A court in Vietnam has sentenced real estate tycoon Truong My Lan to death over her role in a 304 trillion dong ($19.1 billion) financial fraud case – the country’s biggest on record.

Her trial, which began on March 5 and ended sooner than planned, was a dramatic result of a campaign against corruption that the leader of the ruling Communist Party, Nguyen Phu Trong, has pledged for years to stamp out.

Lan, the chairwoman of real estate developer Van Thinh Phat Holdings Group, was found guilty of embezzlement, bribery and violations of banking rules at the end of a trial in the business hub of Ho Chi Minh City, state media said.

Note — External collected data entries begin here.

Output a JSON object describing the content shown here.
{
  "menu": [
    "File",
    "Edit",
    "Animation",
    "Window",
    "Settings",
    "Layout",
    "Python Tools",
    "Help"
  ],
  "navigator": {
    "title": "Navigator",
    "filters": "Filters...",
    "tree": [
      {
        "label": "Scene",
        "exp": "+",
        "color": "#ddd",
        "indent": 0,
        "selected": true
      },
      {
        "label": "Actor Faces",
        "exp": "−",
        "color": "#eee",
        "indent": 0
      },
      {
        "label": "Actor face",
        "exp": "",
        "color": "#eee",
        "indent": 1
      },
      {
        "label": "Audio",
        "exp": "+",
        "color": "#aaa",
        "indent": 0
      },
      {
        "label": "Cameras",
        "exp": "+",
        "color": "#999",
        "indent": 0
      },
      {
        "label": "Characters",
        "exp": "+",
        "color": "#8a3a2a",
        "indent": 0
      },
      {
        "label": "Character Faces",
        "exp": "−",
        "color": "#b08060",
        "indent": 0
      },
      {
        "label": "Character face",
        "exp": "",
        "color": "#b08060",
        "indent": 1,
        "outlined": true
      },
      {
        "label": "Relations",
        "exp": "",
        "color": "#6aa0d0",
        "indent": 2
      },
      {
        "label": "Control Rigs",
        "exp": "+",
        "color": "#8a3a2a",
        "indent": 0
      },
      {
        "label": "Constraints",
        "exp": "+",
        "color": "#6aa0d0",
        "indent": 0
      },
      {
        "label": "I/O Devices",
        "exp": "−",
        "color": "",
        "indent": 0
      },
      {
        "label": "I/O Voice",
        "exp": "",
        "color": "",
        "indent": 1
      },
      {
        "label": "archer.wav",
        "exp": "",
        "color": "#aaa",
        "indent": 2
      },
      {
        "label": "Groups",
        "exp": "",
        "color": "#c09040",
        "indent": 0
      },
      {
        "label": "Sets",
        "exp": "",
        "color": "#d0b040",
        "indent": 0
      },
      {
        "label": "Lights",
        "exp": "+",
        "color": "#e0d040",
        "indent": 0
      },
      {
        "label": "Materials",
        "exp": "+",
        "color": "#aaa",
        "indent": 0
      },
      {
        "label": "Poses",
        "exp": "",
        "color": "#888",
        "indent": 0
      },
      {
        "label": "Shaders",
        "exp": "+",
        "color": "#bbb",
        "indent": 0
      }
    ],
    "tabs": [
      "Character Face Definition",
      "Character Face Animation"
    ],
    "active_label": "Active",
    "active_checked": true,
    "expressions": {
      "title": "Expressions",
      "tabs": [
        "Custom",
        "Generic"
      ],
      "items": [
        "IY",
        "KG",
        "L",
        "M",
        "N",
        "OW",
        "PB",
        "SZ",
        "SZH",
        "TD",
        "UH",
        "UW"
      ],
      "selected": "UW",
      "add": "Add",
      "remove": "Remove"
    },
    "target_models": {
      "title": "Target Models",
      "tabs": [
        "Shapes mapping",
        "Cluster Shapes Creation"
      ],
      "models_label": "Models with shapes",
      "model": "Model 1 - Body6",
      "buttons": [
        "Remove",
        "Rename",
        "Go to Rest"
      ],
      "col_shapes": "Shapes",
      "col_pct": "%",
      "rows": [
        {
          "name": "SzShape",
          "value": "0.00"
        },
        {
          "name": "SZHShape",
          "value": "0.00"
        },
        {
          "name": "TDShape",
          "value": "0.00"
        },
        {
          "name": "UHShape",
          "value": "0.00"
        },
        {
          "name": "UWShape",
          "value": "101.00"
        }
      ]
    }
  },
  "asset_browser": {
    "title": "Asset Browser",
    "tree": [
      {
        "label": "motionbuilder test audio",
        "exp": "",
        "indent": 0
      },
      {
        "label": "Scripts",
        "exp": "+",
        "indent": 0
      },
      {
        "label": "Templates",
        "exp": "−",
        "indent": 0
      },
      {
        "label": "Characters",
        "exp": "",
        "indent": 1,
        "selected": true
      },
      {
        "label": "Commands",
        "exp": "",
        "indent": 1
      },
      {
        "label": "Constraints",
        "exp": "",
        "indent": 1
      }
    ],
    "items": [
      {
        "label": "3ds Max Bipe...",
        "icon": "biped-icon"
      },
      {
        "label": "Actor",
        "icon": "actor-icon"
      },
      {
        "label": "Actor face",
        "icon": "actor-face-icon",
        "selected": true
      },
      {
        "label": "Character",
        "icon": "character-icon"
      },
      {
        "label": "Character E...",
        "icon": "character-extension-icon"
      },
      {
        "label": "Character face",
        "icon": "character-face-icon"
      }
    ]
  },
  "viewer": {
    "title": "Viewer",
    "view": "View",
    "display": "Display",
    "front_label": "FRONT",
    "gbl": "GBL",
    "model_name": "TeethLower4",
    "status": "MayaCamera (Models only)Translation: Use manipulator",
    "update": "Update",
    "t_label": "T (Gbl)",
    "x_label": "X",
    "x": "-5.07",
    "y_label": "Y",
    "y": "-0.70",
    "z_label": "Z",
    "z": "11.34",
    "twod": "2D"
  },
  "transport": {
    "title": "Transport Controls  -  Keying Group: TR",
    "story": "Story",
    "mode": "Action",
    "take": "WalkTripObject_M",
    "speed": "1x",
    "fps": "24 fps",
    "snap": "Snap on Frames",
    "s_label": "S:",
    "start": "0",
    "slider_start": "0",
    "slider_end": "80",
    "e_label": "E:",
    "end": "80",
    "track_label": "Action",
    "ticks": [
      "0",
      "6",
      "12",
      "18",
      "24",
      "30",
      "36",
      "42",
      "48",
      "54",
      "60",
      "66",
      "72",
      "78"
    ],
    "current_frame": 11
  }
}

“We will keep fighting to see what we can do,” a family member told Reuters, speaking on condition of anonymity.

Before Thursday’s verdict, he had said Lan would appeal the sentence.

Lan’s lawyers were not immediately available for comment.

It was not clear how Lan had pleaded, although state media has quoted prosecutors as saying she had not pleaded guilty.

The Thanh Nien newspaper said 84 defendants in the case received sentences ranging from probation for three years to life imprisonment.

Lan and her accomplices were accused of siphoning off more than 304 trillion dong from Saigon Joint Stock Commercial Bank (SCB), which she effectively controlled through dozens of proxies, according to investigators.

From early 2018 until October 2022, when the state bailed out SCB after a run on its deposits, Lan appropriated large sums by arranging unlawful loans to shell companies, investigators said.

Vietnam’s graft crackdown, dubbed “Blazing Furnace”, has led to hundreds of senior state officials and high-profile business executives being prosecuted or forced to step down.

After one series of big corporate arrests in 2022, Vietnamese stocks suffered a wipeout of $US40 billion ($61 billion), rattling investor confidence at a delicate moment for the fast-growing economy.